2. Spend time drawing up the brief

The brief is the most important part of the recruitment process. In it you set out what kind of person you're looking for, the work you want them to do, and what the outputs and outcomes will be. Make sure your outcomes are SMART - this will help consultants cost the project accurately, and will help you to monitor and evaluate their work. Include any important contextual information and give a clear summary of the kind of skills, experience and knowledge you expect. Make sure you have adequate time to recruit and deliver the work properly. Consultants are not miracle-workers. An inadequate timescale will reduce the number of people available to apply for the work and hamper their chances of doing a good job.

 

Make sure the fee you're offering is realistic for the work you want doing. We had lengthy conversations about this last week and opinion varied wildly on what an appropriate day rate for different types of work should be. There are no hard and fast rules, but remember that whatever you're paying includes tax, national insurance, and the costs of running a business which for most consultants will be between £50-£75 a day. State whether the fee includes expenses and VAT. If you're asking people to pitch blind, ie you're not including fee information in the brief, it's all the more important that your brief is detailed and as clear as it can possibly be.

 

I could write a book on the importance of a good brief, and I'm sure any other freelancer would say the same.
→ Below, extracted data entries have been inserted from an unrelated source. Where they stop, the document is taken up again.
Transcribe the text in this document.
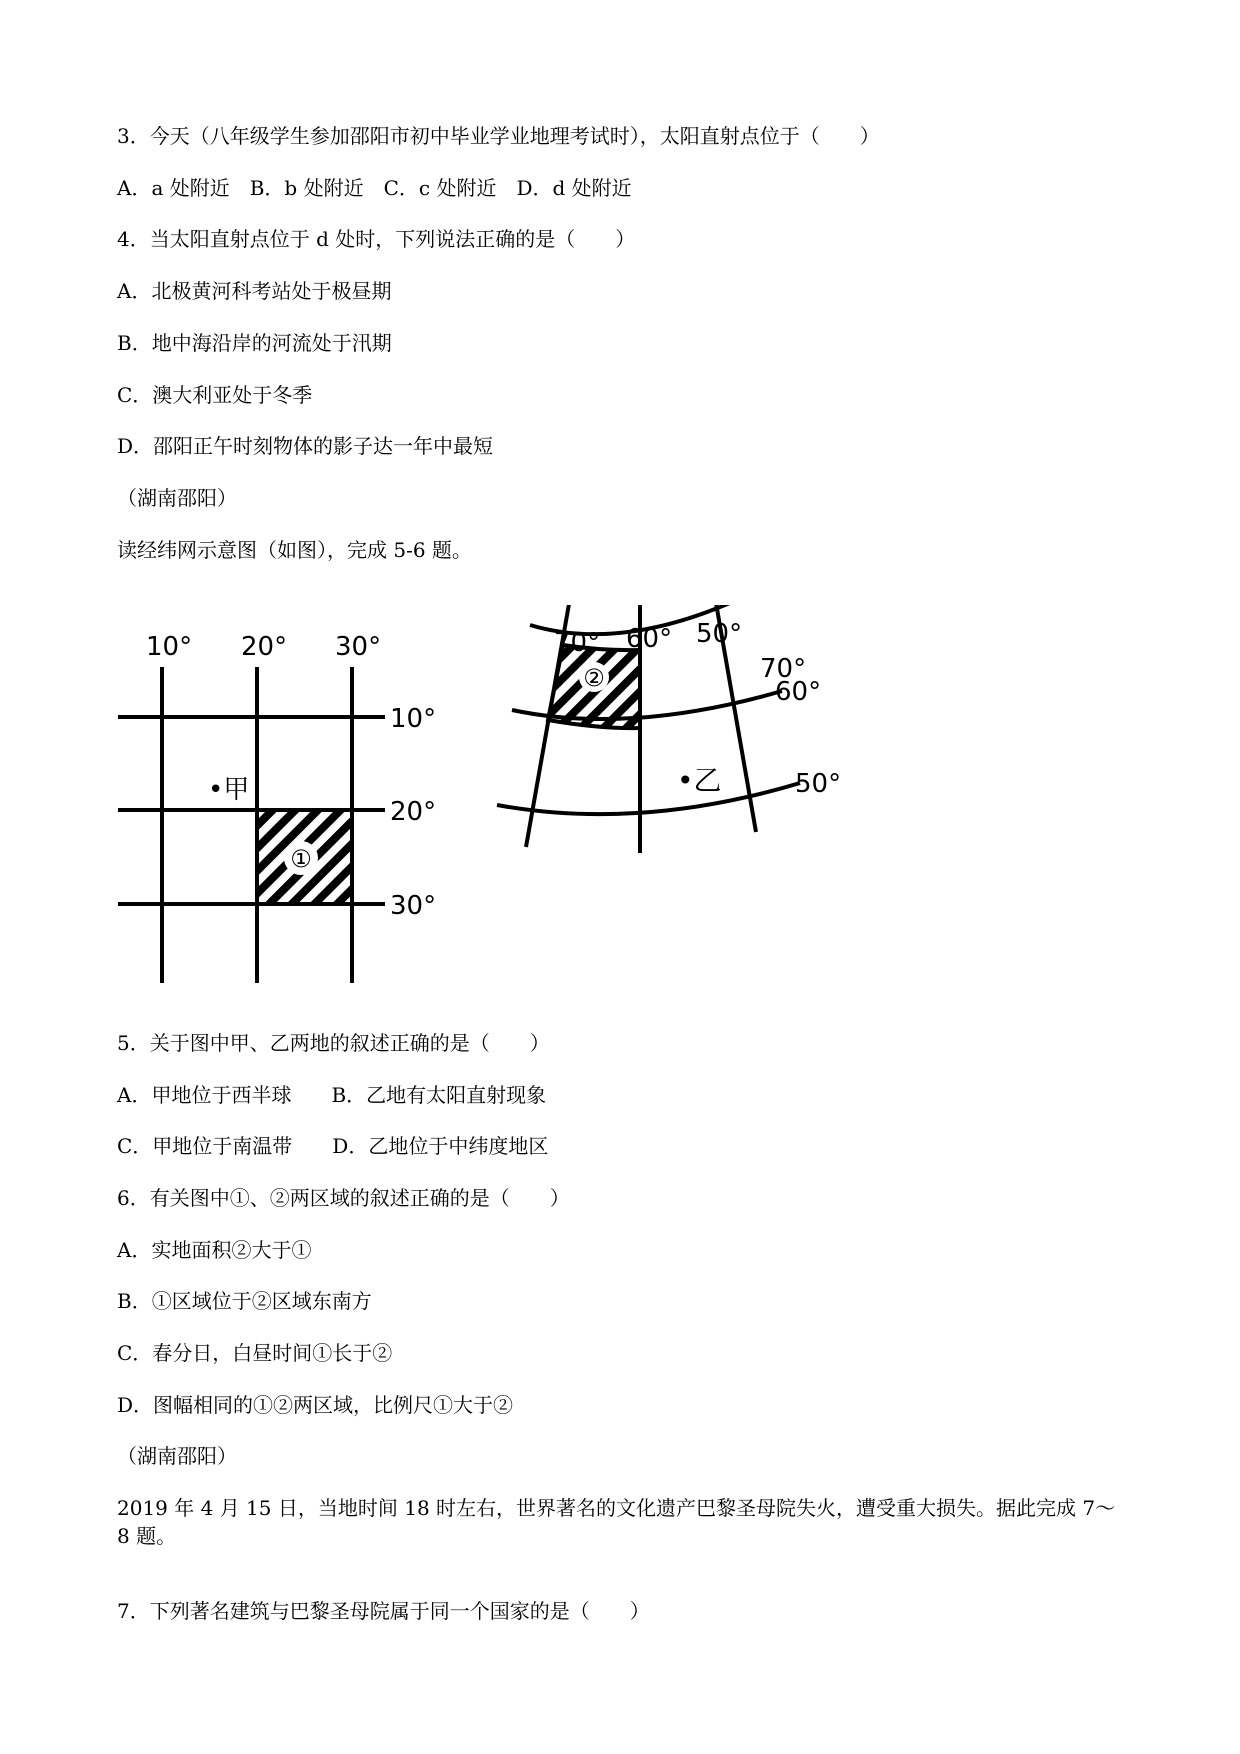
3．今天（八年级学生参加邵阳市初中毕业学业地理考试时），太阳直射点位于（　　）
A．a 处附近　B．b 处附近　C．c 处附近　D．d 处附近
4．当太阳直射点位于 d 处时，下列说法正确的是（　　）
A．北极黄河科考站处于极昼期
B．地中海沿岸的河流处于汛期
C．澳大利亚处于冬季
D．邵阳正午时刻物体的影子达一年中最短
（湖南邵阳）
读经纬网示意图（如图），完成 5-6 题。
①
10° 20° 30°
10°
20°
30°
•甲
②
70° 60° 50°
70°
60°
50°
•乙
5．关于图中甲、乙两地的叙述正确的是（　　）
A．甲地位于西半球　　B．乙地有太阳直射现象
C．甲地位于南温带　　D．乙地位于中纬度地区
6．有关图中①、②两区域的叙述正确的是（　　）
A．实地面积②大于①
B．①区域位于②区域东南方
C．春分日，白昼时间①长于②
D．图幅相同的①②两区域，比例尺①大于②
（湖南邵阳）
2019 年 4 月 15 日，当地时间 18 时左右，世界著名的文化遗产巴黎圣母院失火，遭受重大损失。据此完成 7～8 题。
7．下列著名建筑与巴黎圣母院属于同一个国家的是（　　）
The clearer the brief, the more likely it is you'll get good, realistically costed proposals from people who are capable of doing the work. 

 

3. Ensure you have a robust, fair recruitment process

Recruiting a consultant has much in common with recruiting a member of staff in that you need to ensure you're operating a fair and non-discriminatory process. Many organisations will have rules on tendering, depending on the value of the work being commissioned, and funders such as HLF will have their own procedures they require you to follow for contracts over a certain threshold. If your organisation's rules differ from those of the funder it's a good idea to work to the strictest points within both sets of guidelines. Decide whether you'll operate an open or closed tendering process, and be clear about your reasons. Consider asking for short initial expressions of interest and using that to compile a shortlist for the tender process if you don't want to wade through hundreds of proposals. Make sure your process is proportionate to the size of the contract and don't include unnecessary bureaucracy - writing a tender is an incredibly time-consuming task, and an overly complicated system may put off some of the people you are hoping to attract.

 

I'm sure this is all so far, so obvious to many of the people reading this, but unless you're very experienced in recruiting freelance staff (or used to being on the receiving end) you'd be surprised how hard it is to get the process right. When I say 'right', I mean 'attracts the people you want, brings in good well-costed proposals and results in you appointing the best company or person for the job'. 

 

And now you've found them, how do you get the best out of them on an ongoing basis? I'll answer that question in another post.

 

(Incidentally, if you haven't been to the Cartoon Museum, you should go - there's a great Steve Bell exhibition running until 24th July).